I don’t remember very clearly what exactly happened. I do recall shoving a handful of various pills into my mouth, and, according to my roommate, I did this again sometime later in the day. The entire thing is a blur and I remember most glimpses of hallucinations, the sound of my roommate’s voice (but being totally unaware of what he was saying), and lying on my back (I later learned, in an ambulance), staring up at a bright light and shivering. When I woke up hours later in the hospital, I was greeted by an IV in my arm and a callous ER doctor who asked, “Are you going to kill yourself?” while shoving a piece of paper in my hand and sending me home. I slept through the next day.

Once I had my senses back, I still felt awful, but the pressure had subsided a bit. It was like a valve, letting off a bit of steam; I knew things would build again quickly. The piece of paper was a referral to a psychiatrist at the hospital. I don’t like psychiatrists. I always thought I’d like to be one but I never had any interest in seeing one, and my few past experiences with them had never yielded any positive results. But my roommate insisted. He saved me again. And so I made an appointment and a week later met with a very young, very understanding doctor who was the first to talk to me like a person, and not a mental patient.

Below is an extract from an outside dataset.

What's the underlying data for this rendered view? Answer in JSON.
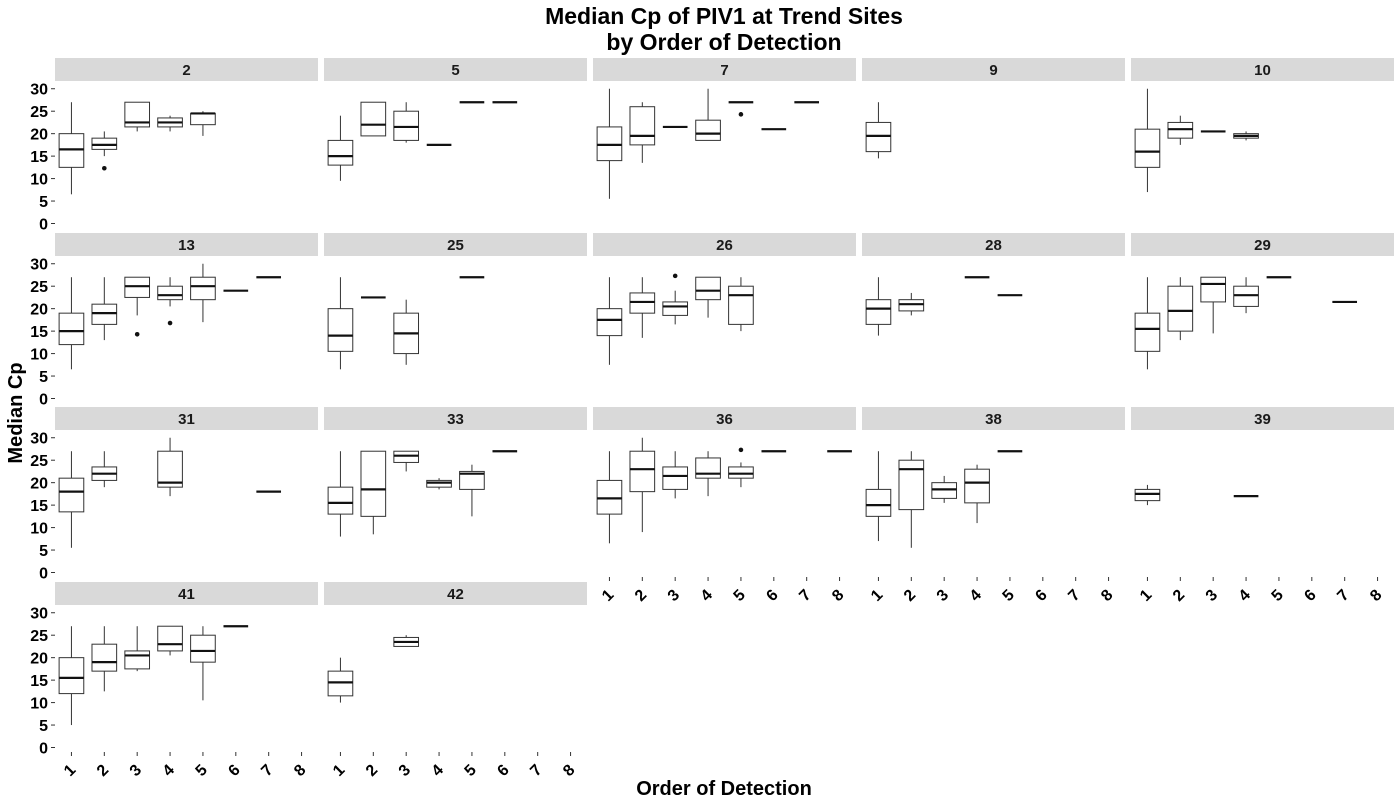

She was ok with the fact that I rejected some forms of therapy (“too wishy washy”). And she was ok with me requesting medication because I knew I needed to get on track, fast. Basically, she was ok with all the (reasonable) things I said, and so I felt like I could talk to her and started actually looking forward to sessions. I left feeling better, which had never happened before. While this was considered a “crisis clinic” and so had a limited number of sessions available, it still helped. Depression can’t be cured in a matter of weeks or months, but with the right person that’s all the time you need to realize that things can get better. I got over some of my major anxiety issues and started putting myself out there again, finding new friends, new jobs and starting a new life. Now I’m writing from New York, where I’m working on a play. I have a fiancé I love, a house, and two baby birds. I am far from ok – I still get depressed, I still have anxiety, and I will likely need my medication for years to come. But I’m here. And things have gotten better. And they will continue to get better for me; they can for you too.